The Writer’s Strike, Explained

For the last month or so, the Writer’s Guild of America (WGA) has been on strike. This is certainly not the first time that you’ve heard about it; it has been all over the news, and has been going on for quite some time. There does not seem to be any end in sight, however. Television shows are going to become more and more affected, which in turn means more and more people are going to be curious about what this all means. 

Image: Valerie Macon via NPR

The strike began on May 2nd of this year, which means that it has been going on for 44 days already. It started when the WGA and the Alliance of Motion Picture and Television Producers (AMPTP) were unable to agree on a fair deal by May 1. This may seem pretty long for a strike, but it pales in comparison to the length of the last writer’s strike, which happened in 2007-08 and lasted for 100 days. The longest writer’s strike in American television history happened in 1988 and lasted 153 days. 

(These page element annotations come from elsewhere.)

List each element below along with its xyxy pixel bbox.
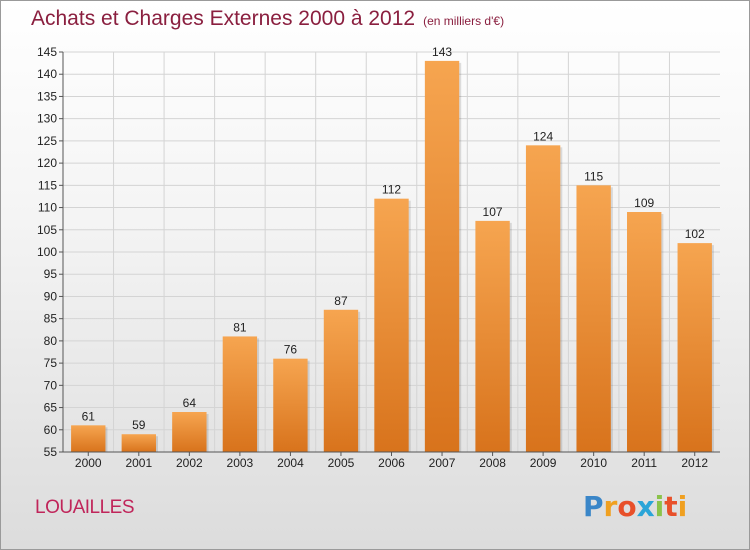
bar-value-label: 143 xyxy=(432,45,452,59)
bar-value-label: 109 xyxy=(634,196,654,210)
y-tick-label: 85 xyxy=(44,312,58,326)
y-tick-label: 145 xyxy=(37,45,57,59)
y-tick-label: 135 xyxy=(37,89,57,103)
logo-letter: i xyxy=(654,490,665,523)
y-tick-label: 120 xyxy=(37,156,57,170)
bar-2006 xyxy=(374,198,409,452)
logo-letter: x xyxy=(636,490,655,523)
bar-2000 xyxy=(71,425,106,452)
bar-2012 xyxy=(677,243,712,452)
bars: 61 59 64 81 76 87 112 143 107 124 115 109 102 xyxy=(71,45,714,453)
bar-value-label: 102 xyxy=(685,227,705,241)
bar-2010 xyxy=(576,185,611,453)
chart-unit: (en milliers d'€) xyxy=(423,14,505,28)
y-tick-label: 140 xyxy=(37,67,57,81)
x-tick-label: 2008 xyxy=(479,456,506,470)
bar-value-label: 107 xyxy=(483,205,503,219)
proxiti-logo: Proxiti xyxy=(583,490,687,523)
y-tick-label: 55 xyxy=(44,445,58,459)
bar-2008 xyxy=(475,220,510,452)
y-tick-label: 75 xyxy=(44,356,58,370)
bar-2003 xyxy=(222,336,258,452)
chart-title-line: Achats et Charges Externes 2000 à 2012 (e… xyxy=(31,7,504,31)
x-tick-label: 2010 xyxy=(580,456,607,470)
bar-2002 xyxy=(172,412,207,452)
y-tick-label: 80 xyxy=(44,334,58,348)
bar-2004 xyxy=(273,358,308,452)
logo-letter: r xyxy=(603,490,618,523)
y-tick-label: 95 xyxy=(44,267,58,281)
logo-letter: i xyxy=(677,490,688,523)
bar-value-label: 81 xyxy=(233,320,247,334)
y-tick-label: 115 xyxy=(38,178,57,192)
x-tick-label: 2009 xyxy=(530,456,557,470)
bar-value-label: 59 xyxy=(132,418,146,432)
bar-2007 xyxy=(424,60,460,453)
x-tick-label: 2001 xyxy=(125,456,152,470)
y-tick-label: 105 xyxy=(37,223,57,237)
bar-2009 xyxy=(525,145,561,453)
x-tick-label: 2004 xyxy=(277,456,304,470)
bar-value-label: 64 xyxy=(183,396,197,410)
x-tick-label: 2011 xyxy=(631,456,657,470)
bar-value-label: 112 xyxy=(382,183,401,197)
bar-2011 xyxy=(627,212,662,452)
y-tick-label: 60 xyxy=(44,423,58,437)
y-tick-label: 70 xyxy=(44,378,58,392)
logo-letter: t xyxy=(664,490,678,523)
x-tick-label: 2006 xyxy=(378,456,405,470)
bar-value-label: 87 xyxy=(334,294,348,308)
x-tick-label: 2000 xyxy=(75,456,102,470)
y-tick-label: 65 xyxy=(44,401,58,415)
y-tick-label: 125 xyxy=(37,134,57,148)
y-tick-label: 90 xyxy=(44,289,58,303)
bar-2001 xyxy=(121,434,156,452)
bar-2005 xyxy=(323,309,359,452)
bar-value-label: 115 xyxy=(584,169,603,183)
y-tick-label: 130 xyxy=(37,112,57,126)
bar-value-label: 61 xyxy=(82,409,96,423)
bar-value-label: 76 xyxy=(284,343,298,357)
chart-title: Achats et Charges Externes 2000 à 2012 xyxy=(31,7,416,30)
place-name: LOUAILLES xyxy=(35,497,135,518)
x-tick-label: 2012 xyxy=(681,456,708,470)
x-tick-label: 2003 xyxy=(227,456,254,470)
bar-value-label: 124 xyxy=(533,129,553,143)
logo-letter: o xyxy=(617,490,637,523)
axes: 55 60 65 70 75 80 85 90 95 100 105 110 115 120 125 130 1… xyxy=(37,45,720,470)
x-tick-label: 2002 xyxy=(176,456,203,470)
logo-letter: P xyxy=(583,490,604,523)
y-tick-label: 100 xyxy=(37,245,57,259)
y-tick-label: 110 xyxy=(38,201,57,215)
x-tick-label: 2005 xyxy=(328,456,355,470)
x-tick-label: 2007 xyxy=(429,456,456,470)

Screenwriters across the world have organized a ‘Day of Solidarity’ with the American screenwriters on strike. They organized rallies in dozens of major cities in 35 countries across the globe yesterday, June 14, to show their support of the WGA. The adamant resistance to crossing the picket line of writers all over the world shows how united the community of a professional field can be. This global support is somewhat unprecedented, but the unification of writers and writer’s unions is increasingly relevant given the globalization of content and international outsourcing and outposts of companies like Amazon Video and Netflix. 

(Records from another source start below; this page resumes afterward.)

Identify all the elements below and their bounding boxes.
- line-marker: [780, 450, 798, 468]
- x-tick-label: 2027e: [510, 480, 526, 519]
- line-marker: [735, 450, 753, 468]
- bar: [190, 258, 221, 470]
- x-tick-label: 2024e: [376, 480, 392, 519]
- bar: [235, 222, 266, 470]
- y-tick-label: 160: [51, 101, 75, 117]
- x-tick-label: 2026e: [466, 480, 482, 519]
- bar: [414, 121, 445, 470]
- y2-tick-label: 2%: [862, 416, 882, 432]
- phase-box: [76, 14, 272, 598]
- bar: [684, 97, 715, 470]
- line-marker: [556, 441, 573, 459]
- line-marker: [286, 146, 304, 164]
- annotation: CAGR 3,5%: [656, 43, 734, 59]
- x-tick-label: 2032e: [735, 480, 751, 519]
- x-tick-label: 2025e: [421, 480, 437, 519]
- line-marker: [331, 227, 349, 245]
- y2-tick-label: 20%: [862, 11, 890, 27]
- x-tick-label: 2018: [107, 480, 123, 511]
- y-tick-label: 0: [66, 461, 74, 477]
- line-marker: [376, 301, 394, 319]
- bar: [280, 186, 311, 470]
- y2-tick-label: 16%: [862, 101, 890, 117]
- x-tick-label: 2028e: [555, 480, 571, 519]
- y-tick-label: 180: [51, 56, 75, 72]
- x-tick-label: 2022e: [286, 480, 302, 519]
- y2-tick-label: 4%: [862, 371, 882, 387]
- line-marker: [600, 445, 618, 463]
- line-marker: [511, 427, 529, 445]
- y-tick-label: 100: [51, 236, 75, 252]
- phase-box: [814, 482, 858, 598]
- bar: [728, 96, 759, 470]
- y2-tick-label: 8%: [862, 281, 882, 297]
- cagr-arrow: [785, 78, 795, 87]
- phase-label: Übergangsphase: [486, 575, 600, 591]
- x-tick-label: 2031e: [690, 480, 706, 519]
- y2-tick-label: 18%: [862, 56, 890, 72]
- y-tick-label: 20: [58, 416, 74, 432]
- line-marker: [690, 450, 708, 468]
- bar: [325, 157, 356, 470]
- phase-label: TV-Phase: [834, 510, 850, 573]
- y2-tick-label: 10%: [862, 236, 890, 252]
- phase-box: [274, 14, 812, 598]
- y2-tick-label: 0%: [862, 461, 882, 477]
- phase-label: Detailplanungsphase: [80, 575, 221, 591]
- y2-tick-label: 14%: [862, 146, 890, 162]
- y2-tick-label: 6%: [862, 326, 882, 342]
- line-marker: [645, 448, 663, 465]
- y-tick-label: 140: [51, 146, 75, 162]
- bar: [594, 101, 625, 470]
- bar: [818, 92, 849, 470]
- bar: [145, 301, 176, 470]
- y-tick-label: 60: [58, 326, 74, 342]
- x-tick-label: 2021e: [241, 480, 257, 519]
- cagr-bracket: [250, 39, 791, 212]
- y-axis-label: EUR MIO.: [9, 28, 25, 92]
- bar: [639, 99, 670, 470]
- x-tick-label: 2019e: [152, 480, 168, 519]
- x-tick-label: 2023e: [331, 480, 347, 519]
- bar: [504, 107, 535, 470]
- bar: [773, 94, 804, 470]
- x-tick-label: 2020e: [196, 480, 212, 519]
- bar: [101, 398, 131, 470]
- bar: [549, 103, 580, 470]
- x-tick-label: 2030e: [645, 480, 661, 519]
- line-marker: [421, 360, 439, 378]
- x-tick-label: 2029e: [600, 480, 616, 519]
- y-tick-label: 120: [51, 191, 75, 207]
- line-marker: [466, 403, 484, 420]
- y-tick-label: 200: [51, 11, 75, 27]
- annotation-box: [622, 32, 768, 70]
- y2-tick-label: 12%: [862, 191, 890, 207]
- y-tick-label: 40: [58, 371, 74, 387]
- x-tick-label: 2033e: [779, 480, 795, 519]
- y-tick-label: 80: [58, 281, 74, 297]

Image: Alex Kent via Vanity Fair

So, why are the writers striking? The main issue is a dispute over residuals from platform streaming media. Residual checks are money that writers, actors, and other members of the production team get paid when content is re-aired, resold, or otherwise repackaged. Back in the day of network television, this meant that every time an episode of a show was re-aired on any network, the people involved in making it got a check. This is why syndication was such a marker of success; getting a show syndicated meant that multiple networks had the right to air old episodes, which in turn meant dozens of residual checks over years and years. 

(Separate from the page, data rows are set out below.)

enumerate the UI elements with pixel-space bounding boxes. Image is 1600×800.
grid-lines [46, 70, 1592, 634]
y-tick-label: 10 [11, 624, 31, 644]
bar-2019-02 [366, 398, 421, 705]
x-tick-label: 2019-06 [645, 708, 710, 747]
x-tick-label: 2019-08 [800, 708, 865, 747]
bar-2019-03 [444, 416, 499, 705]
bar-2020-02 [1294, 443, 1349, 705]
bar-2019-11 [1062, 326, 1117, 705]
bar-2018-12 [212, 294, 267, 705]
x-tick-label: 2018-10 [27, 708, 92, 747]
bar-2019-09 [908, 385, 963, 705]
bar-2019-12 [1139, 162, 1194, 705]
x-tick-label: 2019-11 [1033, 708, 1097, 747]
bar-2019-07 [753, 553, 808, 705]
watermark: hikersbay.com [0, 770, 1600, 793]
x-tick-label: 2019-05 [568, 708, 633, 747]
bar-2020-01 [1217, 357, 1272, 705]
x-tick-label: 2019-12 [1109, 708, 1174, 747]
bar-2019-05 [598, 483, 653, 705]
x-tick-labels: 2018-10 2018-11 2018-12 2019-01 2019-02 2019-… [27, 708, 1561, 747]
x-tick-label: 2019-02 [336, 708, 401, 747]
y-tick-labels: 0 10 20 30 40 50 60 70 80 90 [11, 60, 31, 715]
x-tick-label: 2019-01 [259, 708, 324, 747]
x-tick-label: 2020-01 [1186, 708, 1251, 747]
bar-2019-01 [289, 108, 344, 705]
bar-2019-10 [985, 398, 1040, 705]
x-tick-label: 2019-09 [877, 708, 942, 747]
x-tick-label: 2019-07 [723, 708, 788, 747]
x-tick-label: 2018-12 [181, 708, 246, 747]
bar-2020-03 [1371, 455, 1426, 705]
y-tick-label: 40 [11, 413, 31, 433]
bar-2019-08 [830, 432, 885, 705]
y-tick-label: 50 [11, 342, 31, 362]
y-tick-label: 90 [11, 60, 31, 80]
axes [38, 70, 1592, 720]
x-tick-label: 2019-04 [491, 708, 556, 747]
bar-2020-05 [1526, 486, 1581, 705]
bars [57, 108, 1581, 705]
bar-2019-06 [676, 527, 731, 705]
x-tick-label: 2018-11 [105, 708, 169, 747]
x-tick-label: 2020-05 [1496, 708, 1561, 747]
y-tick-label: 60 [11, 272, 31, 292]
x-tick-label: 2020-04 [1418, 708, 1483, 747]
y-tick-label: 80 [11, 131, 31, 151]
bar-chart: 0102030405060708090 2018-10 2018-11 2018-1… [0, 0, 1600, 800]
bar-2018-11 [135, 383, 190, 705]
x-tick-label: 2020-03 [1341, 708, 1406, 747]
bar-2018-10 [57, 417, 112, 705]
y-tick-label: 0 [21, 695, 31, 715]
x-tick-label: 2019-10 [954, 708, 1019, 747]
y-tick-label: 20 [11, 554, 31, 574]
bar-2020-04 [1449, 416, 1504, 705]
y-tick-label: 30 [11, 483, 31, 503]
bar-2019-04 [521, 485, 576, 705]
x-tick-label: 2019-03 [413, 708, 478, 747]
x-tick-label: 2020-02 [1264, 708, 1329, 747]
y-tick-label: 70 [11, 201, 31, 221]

Now, however, things are done a bit differently. Streaming services pay one time, fixed residuals that do not account for viewership numbers or any type of movement between streaming services. Writers in the WGA want a deal that more similarly resembles the residuals system of network TV, ensuring that they are fairly compensated for their labor. 

Image: Stephen Lovekin via Vulture

This is just the tip of the iceberg when it comes to the increasingly difficult conditions that television and film writers have to deal with. The WGA strike is also opposing something that in the industry is called “mini-rooms,” which basically means that fewer writers are hired for less time and with lower pay, then put into a room and expected to come up with quality content. Of course, talented writers can still put together quality content in situations like these, but they are given much fewer resources to do their best work. Additionally, writers have less and less access to other aspects of the production process, leaving much fewer opportunities for advancement into other parts of the industry, like production and showrunning. In turn, this means that fewer people will be left at the top to create shows, and television creation will become more of an oligopoly of the elite than it already is. 

Image: Frederic J. Brown via NPR

The last thing that writers want is a fair deal when it comes to AI. Writers are demanding that new AI technology is used only in research or facilitating ideas, and not script writing. The issue here is not simply that using AI to write scripts would take away writing jobs; the fact is, even if AI could write a decent script, it would only be able to do so because it had been fed hundreds of scripts written by real writers who would then go uncompensated for this work. 

There has been an explosion in TV production over the last decade. Unfortunately, writers, actors, and other parts of the crew don’t seem to have benefitted from this at all. Instead, studios and investors seem to be seeing all of the profits. WGA writers have proven with their strikes over the years that they are willing to hold out indefinitely for a fair deal. It is simply unclear how long it will take for studios to feel forced to give it to them.